07 Dic 15

Il consumo di suolo zero all’Aquila

Non so se il disegno di legge sullo stop al consumo di suolo vedrà mai la luce. Snaturato dopo due anni di abbandono, la proposta rischia di essere svilita dall’urbanistica e dall’edilizia che naturalmente non ci stanno a non costruire più. Difficile essere in linea con gli obiettivi europei, che puntano al consumo di suolo zero entro il 2050, e ancora peggio vanno le cose all’Aquila con la ricostruzione.
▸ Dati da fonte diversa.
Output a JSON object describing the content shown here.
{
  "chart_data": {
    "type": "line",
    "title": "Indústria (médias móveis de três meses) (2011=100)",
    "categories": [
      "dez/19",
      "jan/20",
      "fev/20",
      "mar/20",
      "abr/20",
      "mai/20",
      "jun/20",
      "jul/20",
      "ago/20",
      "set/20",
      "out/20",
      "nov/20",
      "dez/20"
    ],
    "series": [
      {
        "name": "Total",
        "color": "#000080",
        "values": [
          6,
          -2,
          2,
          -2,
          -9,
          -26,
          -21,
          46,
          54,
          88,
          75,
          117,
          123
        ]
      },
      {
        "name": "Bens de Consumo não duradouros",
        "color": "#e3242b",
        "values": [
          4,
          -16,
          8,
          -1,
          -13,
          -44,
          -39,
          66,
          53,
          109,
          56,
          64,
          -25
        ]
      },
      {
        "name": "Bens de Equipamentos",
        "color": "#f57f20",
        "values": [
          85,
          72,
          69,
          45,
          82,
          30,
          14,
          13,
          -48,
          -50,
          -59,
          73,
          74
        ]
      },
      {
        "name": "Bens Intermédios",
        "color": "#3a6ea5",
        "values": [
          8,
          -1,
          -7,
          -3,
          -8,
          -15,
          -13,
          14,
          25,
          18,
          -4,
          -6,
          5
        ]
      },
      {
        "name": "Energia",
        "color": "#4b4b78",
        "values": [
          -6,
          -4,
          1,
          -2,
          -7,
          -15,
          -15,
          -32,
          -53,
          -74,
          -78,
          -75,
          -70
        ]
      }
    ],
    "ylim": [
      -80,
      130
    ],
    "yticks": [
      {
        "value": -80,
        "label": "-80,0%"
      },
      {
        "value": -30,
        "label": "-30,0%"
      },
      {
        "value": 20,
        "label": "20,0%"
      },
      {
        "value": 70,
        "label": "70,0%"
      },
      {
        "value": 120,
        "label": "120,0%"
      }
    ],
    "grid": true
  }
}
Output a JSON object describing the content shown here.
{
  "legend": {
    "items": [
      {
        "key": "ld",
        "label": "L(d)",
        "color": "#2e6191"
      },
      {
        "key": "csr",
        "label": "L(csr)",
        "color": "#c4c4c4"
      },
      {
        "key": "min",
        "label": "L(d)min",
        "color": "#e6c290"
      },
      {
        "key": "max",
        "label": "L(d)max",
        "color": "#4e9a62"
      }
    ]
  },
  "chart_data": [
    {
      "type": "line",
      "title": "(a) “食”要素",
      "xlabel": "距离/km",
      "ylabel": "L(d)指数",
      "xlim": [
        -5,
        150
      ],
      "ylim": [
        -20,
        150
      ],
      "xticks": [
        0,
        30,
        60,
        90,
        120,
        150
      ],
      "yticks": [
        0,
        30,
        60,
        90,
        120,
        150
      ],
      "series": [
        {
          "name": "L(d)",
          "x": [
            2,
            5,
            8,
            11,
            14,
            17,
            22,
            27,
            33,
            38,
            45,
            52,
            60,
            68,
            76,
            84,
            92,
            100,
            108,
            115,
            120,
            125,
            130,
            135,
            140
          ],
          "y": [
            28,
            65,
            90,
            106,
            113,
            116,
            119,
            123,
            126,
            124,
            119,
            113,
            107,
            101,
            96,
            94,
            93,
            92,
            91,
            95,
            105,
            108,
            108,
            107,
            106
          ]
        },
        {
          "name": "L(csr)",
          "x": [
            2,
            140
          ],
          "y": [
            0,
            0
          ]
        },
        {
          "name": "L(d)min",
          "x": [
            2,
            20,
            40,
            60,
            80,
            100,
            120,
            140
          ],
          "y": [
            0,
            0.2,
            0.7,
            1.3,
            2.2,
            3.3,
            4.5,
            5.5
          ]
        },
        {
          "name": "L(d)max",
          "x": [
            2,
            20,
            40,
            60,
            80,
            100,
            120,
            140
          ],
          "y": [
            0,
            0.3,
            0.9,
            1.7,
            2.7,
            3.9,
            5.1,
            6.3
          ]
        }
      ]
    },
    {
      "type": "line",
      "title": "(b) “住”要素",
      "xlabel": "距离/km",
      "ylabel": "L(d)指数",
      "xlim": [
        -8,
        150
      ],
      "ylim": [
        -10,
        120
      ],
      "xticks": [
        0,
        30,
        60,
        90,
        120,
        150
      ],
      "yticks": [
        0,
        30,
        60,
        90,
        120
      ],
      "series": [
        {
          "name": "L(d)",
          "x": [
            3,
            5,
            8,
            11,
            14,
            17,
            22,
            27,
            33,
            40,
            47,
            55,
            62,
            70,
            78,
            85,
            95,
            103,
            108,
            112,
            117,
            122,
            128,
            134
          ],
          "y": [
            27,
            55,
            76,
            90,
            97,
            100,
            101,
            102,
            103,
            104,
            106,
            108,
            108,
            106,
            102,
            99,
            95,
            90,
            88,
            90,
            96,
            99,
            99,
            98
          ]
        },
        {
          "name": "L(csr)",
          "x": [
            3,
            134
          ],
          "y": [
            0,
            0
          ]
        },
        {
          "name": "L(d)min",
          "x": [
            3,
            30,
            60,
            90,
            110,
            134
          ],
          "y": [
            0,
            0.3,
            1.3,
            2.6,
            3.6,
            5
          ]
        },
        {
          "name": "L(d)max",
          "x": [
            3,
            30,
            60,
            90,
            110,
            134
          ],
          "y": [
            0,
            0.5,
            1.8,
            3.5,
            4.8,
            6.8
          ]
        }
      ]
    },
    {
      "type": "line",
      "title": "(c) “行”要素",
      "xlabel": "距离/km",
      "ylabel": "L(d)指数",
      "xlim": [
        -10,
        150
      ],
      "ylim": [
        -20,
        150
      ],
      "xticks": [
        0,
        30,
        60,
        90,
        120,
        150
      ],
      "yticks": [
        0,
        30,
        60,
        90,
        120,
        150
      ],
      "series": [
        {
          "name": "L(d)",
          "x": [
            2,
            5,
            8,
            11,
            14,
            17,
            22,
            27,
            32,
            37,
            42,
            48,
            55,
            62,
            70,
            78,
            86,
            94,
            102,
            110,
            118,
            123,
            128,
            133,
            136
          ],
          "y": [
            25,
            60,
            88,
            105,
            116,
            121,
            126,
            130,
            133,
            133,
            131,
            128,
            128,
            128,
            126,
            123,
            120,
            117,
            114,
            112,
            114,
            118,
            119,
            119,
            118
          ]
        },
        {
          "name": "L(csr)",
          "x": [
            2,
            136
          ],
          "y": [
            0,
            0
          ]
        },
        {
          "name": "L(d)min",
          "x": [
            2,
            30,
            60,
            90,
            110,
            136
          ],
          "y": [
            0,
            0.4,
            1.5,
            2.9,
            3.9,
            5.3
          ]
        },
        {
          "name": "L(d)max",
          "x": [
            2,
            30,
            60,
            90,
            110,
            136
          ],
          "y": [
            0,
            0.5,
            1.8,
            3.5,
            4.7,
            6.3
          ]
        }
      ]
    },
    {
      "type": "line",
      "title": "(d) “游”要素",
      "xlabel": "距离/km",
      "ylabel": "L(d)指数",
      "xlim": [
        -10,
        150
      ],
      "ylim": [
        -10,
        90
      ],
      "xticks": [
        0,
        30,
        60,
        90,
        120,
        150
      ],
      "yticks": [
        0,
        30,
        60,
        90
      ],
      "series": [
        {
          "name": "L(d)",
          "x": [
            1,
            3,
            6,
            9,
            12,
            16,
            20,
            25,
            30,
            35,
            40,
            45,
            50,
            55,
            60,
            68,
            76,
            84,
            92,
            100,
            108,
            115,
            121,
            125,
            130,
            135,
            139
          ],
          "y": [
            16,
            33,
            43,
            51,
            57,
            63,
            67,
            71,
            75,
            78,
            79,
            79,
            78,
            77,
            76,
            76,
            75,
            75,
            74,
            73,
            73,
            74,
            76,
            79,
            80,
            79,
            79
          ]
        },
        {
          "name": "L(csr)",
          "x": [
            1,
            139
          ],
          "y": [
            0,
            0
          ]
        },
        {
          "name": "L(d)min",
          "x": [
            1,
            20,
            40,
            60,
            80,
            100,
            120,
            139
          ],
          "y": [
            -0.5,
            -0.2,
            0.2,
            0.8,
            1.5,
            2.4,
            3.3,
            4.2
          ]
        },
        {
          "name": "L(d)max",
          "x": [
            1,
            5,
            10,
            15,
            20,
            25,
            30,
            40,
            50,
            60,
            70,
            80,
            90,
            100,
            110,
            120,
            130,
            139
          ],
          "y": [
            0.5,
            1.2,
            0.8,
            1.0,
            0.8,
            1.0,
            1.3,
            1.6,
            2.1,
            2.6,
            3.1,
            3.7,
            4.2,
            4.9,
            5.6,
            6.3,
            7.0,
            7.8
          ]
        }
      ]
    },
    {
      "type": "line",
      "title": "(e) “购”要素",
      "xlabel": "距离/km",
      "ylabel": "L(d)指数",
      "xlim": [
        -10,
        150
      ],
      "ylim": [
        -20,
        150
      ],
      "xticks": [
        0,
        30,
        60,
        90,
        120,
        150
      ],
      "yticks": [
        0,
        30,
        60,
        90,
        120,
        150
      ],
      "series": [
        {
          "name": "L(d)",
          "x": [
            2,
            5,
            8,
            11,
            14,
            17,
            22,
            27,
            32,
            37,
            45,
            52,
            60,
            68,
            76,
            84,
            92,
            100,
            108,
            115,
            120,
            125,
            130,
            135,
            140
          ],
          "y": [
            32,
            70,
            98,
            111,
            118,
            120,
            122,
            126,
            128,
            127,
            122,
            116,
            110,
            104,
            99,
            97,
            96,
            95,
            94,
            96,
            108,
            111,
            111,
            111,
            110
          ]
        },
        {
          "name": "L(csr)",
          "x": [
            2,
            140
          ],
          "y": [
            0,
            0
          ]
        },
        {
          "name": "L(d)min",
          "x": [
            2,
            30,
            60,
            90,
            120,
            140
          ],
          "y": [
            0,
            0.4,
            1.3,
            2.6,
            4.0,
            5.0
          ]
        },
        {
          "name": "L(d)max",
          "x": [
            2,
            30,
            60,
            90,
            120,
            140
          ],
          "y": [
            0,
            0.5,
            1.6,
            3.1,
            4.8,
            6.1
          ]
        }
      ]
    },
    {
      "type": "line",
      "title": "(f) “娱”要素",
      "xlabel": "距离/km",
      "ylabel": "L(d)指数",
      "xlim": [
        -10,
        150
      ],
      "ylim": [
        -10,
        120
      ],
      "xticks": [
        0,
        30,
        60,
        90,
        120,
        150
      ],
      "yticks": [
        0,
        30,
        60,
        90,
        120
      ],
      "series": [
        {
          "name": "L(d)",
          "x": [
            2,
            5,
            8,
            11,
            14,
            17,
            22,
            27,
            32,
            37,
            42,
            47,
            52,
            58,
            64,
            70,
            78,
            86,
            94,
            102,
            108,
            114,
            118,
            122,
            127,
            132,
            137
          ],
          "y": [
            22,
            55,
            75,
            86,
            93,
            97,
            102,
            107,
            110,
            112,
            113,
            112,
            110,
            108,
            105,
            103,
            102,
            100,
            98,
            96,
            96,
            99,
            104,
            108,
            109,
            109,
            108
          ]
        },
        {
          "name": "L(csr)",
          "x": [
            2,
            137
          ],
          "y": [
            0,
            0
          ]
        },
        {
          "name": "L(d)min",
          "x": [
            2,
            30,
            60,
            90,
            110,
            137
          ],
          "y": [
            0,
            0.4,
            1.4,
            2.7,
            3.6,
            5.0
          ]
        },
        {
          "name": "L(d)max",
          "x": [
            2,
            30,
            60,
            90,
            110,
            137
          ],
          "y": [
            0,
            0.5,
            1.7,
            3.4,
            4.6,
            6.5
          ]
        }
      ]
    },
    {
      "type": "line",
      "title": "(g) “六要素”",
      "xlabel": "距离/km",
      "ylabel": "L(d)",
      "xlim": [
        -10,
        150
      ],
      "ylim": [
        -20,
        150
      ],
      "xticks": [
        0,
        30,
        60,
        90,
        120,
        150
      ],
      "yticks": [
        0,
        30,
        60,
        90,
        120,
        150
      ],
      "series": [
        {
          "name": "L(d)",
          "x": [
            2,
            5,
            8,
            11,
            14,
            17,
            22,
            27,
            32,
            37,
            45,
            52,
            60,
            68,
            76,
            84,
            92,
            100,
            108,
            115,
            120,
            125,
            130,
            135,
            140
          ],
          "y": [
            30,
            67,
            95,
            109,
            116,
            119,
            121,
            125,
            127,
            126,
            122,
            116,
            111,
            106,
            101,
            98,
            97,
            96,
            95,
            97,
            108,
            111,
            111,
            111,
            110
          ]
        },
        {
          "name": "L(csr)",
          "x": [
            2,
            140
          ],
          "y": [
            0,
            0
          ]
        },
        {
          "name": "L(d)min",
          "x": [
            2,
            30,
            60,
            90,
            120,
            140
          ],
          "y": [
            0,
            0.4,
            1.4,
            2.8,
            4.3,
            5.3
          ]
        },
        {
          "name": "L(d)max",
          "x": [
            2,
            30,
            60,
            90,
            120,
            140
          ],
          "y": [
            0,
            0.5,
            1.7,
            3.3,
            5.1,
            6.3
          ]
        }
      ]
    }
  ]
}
Secondo dati Ispra, l’Italia continua a perdere sei o sette metri quadrati al secondo, l’intero territorio ne subisce le conseguenze dalla perdita di aree agricole al dissesto idrogeologico, è tutto drammaticamente collegato. Col Progetto case, il capoluogo d’Abruzzo ha 19 nuovi quartieri costruiti su 160 ettari di suolo agricolo, 185 piastre per 4.500 appartamenti e 15mila persone. Un territorio disperso ma si continuerà a costruire. E’ in discussione da settimane il nuovo Piano regolatore che invece di far proprie le dinamiche in atto a Roma, quella stessa parte politica, il Pd, rappresentata all’Aquila da Cialente e Di Stefano, fa orecchie da mercante. Avevano promesso fin dal 2007, quando s’insediò il sindaco la prima volta, un nuovo Piano regolatore a consumo territorio zero. Quello del 1975 era stato congegnato per 130mila abitanti, ne saremo meno di 70mila dopo il sisma, e secondo l’Ocse avremo alloggi per 50mila abitanti in più, abbiamo centinaia di casette temporanee ma solo poche migliaia sono censite, il resto è abusivo, mentre edificheranno il 35% delle aree bianche, 645 ettari netti, la cui normazione va in queste ore verso l’approvazione definitiva del Consiglio comunale. Ed hanno intenzione di costruire ancora, perché sulla carta si può fare, per altri 12mila 957 abitanti. Il territorio comunale si estende lungo l’asse ovest est per più di 20 chilometri, come il diametro del raccordo anulare di Roma o circa la metà delle diagonali urbane massime di Parigi e Berlino. Dati allucinanti, mentre in piccole stanzette preparano il nuovo Piano regolatore. I gruppi di lavoro politici di maggioranza ed opposizione sono spariti, nessuna ricognizione di edifici e capannoni esistenti ed abbandonati da recuperare, nessun divieto a riedificare sulla faglia o zone a rischio dissesto, nessun segnale per cambiare le cose.